Après la découverte des bactériophages par Félix d'Hérelle en 1917, l’utilisation des phages a été rapidement reconnue par un grand nombre de scientifiques comme étant une voie possible pour combattre les infections bactériennes. Coupés des progrès occidentaux en matière de production d'antibiotiques dans les années 1940, les scientifiques soviétiques ont continué à mettre au point la phagothérapie afin de traiter de nombreux soldats infectés par diverses souches bactériennes, notamment celles de la dysenterie bacillaire et des gangrènes. Les chercheurs du monde soviétique ont continué à perfectionner leurs traitements et ont publié des résultats. Le pourcentage de succès était équivalent sinon supérieur à celui des antibiotiques. Mais, autant parce que les articles étaient écrits en langue russe qu’en raison des barrières imposées aux échanges scientifiques, ces connaissances ne furent pas propagées dans le monde entier. [5]

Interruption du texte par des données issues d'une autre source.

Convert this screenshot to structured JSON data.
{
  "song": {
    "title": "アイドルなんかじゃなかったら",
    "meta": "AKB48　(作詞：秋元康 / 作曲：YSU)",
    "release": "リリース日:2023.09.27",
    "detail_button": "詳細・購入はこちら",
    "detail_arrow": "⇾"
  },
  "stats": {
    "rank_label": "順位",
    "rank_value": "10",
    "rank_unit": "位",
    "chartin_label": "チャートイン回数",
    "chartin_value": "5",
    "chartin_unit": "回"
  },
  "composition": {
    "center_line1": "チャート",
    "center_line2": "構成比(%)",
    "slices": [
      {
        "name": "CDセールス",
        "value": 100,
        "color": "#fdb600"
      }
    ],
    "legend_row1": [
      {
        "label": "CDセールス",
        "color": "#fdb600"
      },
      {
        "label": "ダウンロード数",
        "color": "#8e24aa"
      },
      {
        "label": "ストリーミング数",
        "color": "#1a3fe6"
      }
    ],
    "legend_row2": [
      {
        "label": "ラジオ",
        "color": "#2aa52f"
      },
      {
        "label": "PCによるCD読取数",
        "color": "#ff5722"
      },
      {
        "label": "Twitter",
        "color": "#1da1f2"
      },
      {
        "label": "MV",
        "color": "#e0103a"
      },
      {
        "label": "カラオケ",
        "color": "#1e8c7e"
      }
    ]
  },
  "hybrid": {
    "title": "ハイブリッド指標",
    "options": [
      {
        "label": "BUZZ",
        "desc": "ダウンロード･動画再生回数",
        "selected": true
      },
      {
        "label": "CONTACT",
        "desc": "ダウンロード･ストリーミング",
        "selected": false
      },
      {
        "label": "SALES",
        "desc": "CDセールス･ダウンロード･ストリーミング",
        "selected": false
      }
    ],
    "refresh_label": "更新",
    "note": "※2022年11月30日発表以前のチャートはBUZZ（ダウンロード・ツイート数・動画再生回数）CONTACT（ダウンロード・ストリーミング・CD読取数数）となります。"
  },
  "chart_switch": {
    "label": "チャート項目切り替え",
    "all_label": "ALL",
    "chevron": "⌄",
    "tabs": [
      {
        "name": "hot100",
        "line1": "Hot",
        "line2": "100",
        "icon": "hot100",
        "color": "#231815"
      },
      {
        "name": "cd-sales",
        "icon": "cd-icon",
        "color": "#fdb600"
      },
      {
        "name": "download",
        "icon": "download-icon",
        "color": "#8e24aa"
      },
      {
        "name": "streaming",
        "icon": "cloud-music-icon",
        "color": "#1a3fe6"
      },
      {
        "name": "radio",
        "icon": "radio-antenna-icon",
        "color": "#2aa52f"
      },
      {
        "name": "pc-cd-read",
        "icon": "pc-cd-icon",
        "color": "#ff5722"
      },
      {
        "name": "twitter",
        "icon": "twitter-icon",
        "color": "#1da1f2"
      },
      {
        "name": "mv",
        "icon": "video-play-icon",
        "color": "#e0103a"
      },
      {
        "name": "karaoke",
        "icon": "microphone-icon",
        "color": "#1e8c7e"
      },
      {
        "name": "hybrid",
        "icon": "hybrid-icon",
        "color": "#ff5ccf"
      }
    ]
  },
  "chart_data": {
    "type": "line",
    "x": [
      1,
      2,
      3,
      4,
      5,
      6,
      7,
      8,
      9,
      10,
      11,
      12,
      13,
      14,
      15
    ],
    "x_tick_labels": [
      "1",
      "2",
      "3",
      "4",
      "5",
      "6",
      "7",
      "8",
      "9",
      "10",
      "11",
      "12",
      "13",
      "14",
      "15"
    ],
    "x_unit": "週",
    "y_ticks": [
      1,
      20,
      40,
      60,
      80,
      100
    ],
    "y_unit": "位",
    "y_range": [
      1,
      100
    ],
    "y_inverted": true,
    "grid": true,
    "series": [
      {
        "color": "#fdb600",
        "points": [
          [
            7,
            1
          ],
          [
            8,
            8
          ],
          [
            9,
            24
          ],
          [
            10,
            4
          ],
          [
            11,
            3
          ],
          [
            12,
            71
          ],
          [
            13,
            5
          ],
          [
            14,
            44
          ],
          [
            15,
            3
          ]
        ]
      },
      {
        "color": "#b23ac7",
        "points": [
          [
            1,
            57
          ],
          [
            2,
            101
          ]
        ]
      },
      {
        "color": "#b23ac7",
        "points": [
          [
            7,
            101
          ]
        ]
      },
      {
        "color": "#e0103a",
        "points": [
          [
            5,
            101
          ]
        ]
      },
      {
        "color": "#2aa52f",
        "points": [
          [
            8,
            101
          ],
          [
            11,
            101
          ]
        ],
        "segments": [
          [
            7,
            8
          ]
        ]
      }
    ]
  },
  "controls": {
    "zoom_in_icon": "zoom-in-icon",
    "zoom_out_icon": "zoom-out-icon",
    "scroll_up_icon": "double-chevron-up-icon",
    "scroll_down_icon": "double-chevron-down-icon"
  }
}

Il y eu des préparations commerciales de phagothérapie en France jusque dans les années 1970 et même les Instituts Pasteur de Lyon et de Paris fournissaient des préparations sur mesure, constituées après recherche dans leur « phagothèque » de la meilleure composition active sur une infection documentée. Mais, depuis le début des années 1990, aucune source officielle de bactériophages thérapeutiques n’est plus disponible en France.[6] Comme par hasard à l’époque où les laboratoires pharma ont vraiment mis la main sur le traitement de la santé au niveau mondial, et c’est d’autant plus néfaste, que ce fut dans ces années là où le mur de Berlin tombait et où l’URSS disparaissait, et ainsi, toute l’information sur la phagothérapie pouvait être consultée.

Statut officiel de la phagothérapie en France

Longtemps tolérée, sinon officiellement autorisée, la thérapie par bactériophages n’a pas sa place aujourd’hui dans les législations française et européenne qui régissent les médicaments...[7] Alors lorsque l’on cherche et punissons des crimes contre l’humanité, l’industrie pharmaceutique, qui a si bien verrouillée toutes possibilités d’autres thérapies que la et les siennes, qui, a réussie à coup de lobbying à faire passer des lois qui vont contre la santé publique, qui a réussie à rendre complice des professeurs de médecine et a réussie à tenir la main de ceux qui prescrivent ; il serait impératif d’envoyer tous ces responsables de labo, comme l’avait fait l’administration américaine contre les fabricants de cigarettes devant des cours de justice et les condamner à de très très fortes amendes, puis de nationaliser ces labos : La santé du genre humain ne doit pas être un business comme un autre, mais, un droit à la vie !!! Et vive la phagothérapie !!!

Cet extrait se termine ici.